FIG. 8 shows the carbon fibers in example 1 in the surface treatment process C _1s XPS spectrogram after peak separation fitting. Wherein 8(a) is C of raw carbon fiber _1s XPS spectrogram after peak separation fitting; FIG. 8(b) is C of carbon fiber after electrochemical oxidation treatment _1s XPS spectrogram after peak separation fitting; FIG. 8(C) is C after grafting of carbon fibers to TTI _1s XPS spectrogram after peak separation fitting. It can be seen that the carbon fiber surface subjected to electrochemical oxidation treatment has a reduced C — C content as compared with the untreated fiber; the content of O-C ═ O and C-O groups increases significantly. The electrochemical oxidation treatment has obvious effect on introducing polar groups on the surface of the carbon fiber, and is beneficial to improving the chemical activity of the surface of the fiber, thereby improving the interface bonding of the composite material.
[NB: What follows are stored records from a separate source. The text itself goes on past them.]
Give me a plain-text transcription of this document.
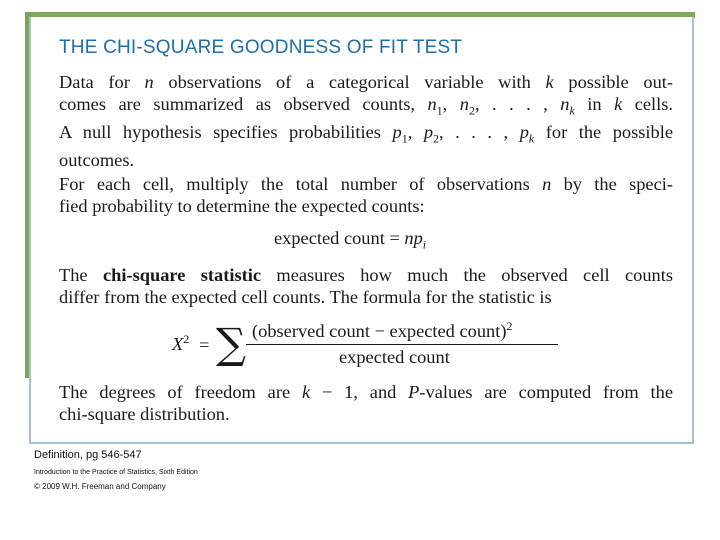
THE CHI-SQUARE GOODNESS OF FIT TEST
Data for n observations of a categorical variable with k possible out-
comes are summarized as observed counts, $n_1$, $n_2$, . . . , $n_k$ in k cells.
A null hypothesis specifies probabilities $p_1$, $p_2$, . . . , $p_k$ for the possible
outcomes.
For each cell, multiply the total number of observations n by the speci-
fied probability to determine the expected counts:
expected count = $np_i$
The chi-square statistic measures how much the observed cell counts
differ from the expected cell counts. The formula for the statistic is
$X^2$ = ∑ (observed count − expected count)$^2$
expected count
The degrees of freedom are k − 1, and P-values are computed from the
chi-square distribution.
Definition, pg 546-547
Introduction to the Practice of Statistics, Sixth Edition
© 2009 W.H. Freeman and Company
Compared with the carbon fiber subjected to electrochemical treatment, the carbon fiber with the surface grafted TTI has increased contents of O-C-O, C-O and C-N groups, and after the TTI grafting coating treatment, the number of oxygen-containing active groups on the surface of the fiber is increased, so that the chemical activity is enhanced.

Claims

1. The modified carbon fiber/phenolic resin composite material is obtained by coating phenolic resin on the surface of surface-modified carbon fiber and then performing hot-pressing compounding, and is characterized in that the surface-modified carbon fiber is obtained by sequentially performing high-temperature treatment, electrochemical oxidation, polyisocyanate grafting modification and electrochemical deposition on a carbon nano tube.

2. The modified carbon fiber/phenolic resin composite material as claimed in claim 1, wherein the surface modified carbon fiber has a Raman spectrum of 1400-1500 cm ^-1 The D band sum is 1900-2000 cm ^-1 And the intensity ratio R of G/D is more than 2.

3. The modified carbon fiber/phenolic resin composite material as claimed in claim 1, wherein the surface modified carbon fiber has an infrared spectrum of 1735 ± 50cm ^-1 ，1261±50cm ^-1 And 1091. + -. 50cm ^-1 Has characteristic peaks.

4. A method for preparing the modified carbon fiber/phenolic resin composite material as claimed in any one of claims 1 to 3, which comprises the steps of:

(1) carrying out high-temperature treatment on the carbon fiber cloth;

5. The production method according to claim 4, wherein the liquid phenolic resin is uniformly coated on the surface of the carbon fiber subjected to surface modification in the step (8) to obtain a plurality of layers of phenolic resin-coated carbon fibers, and the layers of phenolic resin-coated carbon fibers are placed in a mold and hot-pressed.

6. The method according to claim 4, wherein the high temperature in step (1) is 400-500 ℃, and the high temperature treatment time is 2-3 h; in the step (2), the electrolytic voltage is 4-5V, and the electrochemical treatment time is 15-20 min; and (5) during electrochemical deposition, the electrolytic voltage is 5-6V, and the electrodeposition time is 10-12 min.

7. The method according to claim 4, wherein the polyisocyanate in step (4) is at least one selected from the group consisting of diphenylmethane diisocyanate, isophorone diisocyanate, hexamethylene diisocyanate, dicyclohexylmethane diisocyanate, and triphenylmethane triisocyanate. Triphenylmethane triisocyanate is preferred; preferably, the concentration of the polyisocyanate solution is 10-20 wt%, and the carbon fiber is soaked in the polyisocyanate reagent for 30-60 min.

8. The method according to claim 4, wherein the carbon nanotubes in step (5) are multi-walled carbon nanotubes having an outer diameter of 5 to 50nm, preferably 10 to 20nm, and the concentration of the carbon nanotube dispersion is 5 to 10 wt%.

9. The production method according to claim 4, wherein in the step (7), the mass ratio of phenol to formaldehyde is 1.33 to 1.67:1, preferably 1.5: 1.

10. The method of claim 4, wherein in step (8), the mass ratio of the surface-modified carbon fiber to the phenolic resin is 1-2:1-2, preferably 1-1.5: 1.